Solana-based wallet Slope said on Thursday there is no “conclusive evidence” to connect its mobile wallet’s loophole with Solana’s recent breach, although 1,400 wallets connected to the loophole were drained.
See related article: Seed-phrase leak from crypto wallet Slope prompts Solana hack
Fast facts
- Slope said a vulnerability in its mobile wallet’s error-reporting program, Sentry, could “inadvertently log sensitive data” when the wallet app has an error.
- This comes after the blockchain security firm OtterSec’s preliminary investigation said that Slope’s error logs transmitted to servers record the seed-phrases — the key to the cryptocurrency wallet — in an unencrypted way, which means anyone who can access the server could see that.
- But Slope said that all of its information transmitted to the central server is encrypted end-to-end, which means only people who have the decryption key can read it correctly. And that the central server uses three-factor authentication to control access.
- Slope said there was no evidence that all layers of security had been breached. Generally, cybersecurity protection includes seven layers: human, perimeter security, network, endpoint, application, data, and core assets.

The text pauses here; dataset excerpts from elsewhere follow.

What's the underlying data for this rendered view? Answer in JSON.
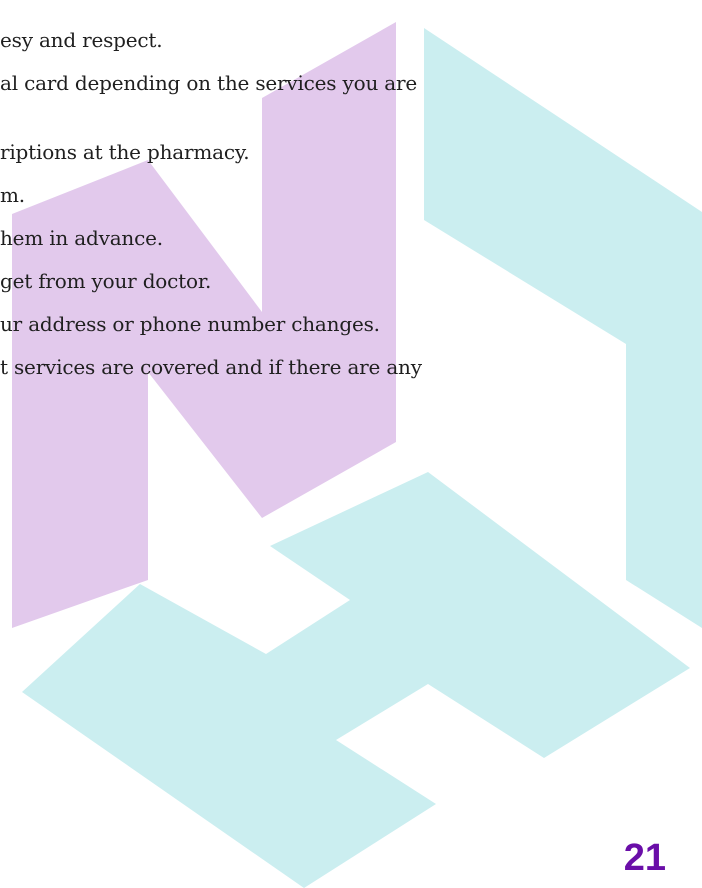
{
  "lines": [
    "esy and respect.",
    "al card depending on the services you are",
    "riptions at the pharmacy.",
    "m.",
    "hem in advance.",
    " get from your doctor.",
    "ur address or phone number changes.",
    "t services are covered and if there are any"
  ],
  "page_number": "21",
  "colors": {
    "watermark_purple": "#e2c9ec",
    "watermark_teal": "#cbeef0",
    "page_number": "#6a0ea8",
    "text": "#1f1f1f"
  }
}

- Some 9,223 crypto wallets from Phantom and Slope on the popular blockchain ecosystem Solana were breached and drained for almost US$6 million worth of crypto in total last week, of which 1,400 breached wallets were considered due to a loophole related to Slope.
- The other two parties involved in the breach, the blockchain Solana and the crypto wallet Phantom, claimed they have no code error related to the exploit.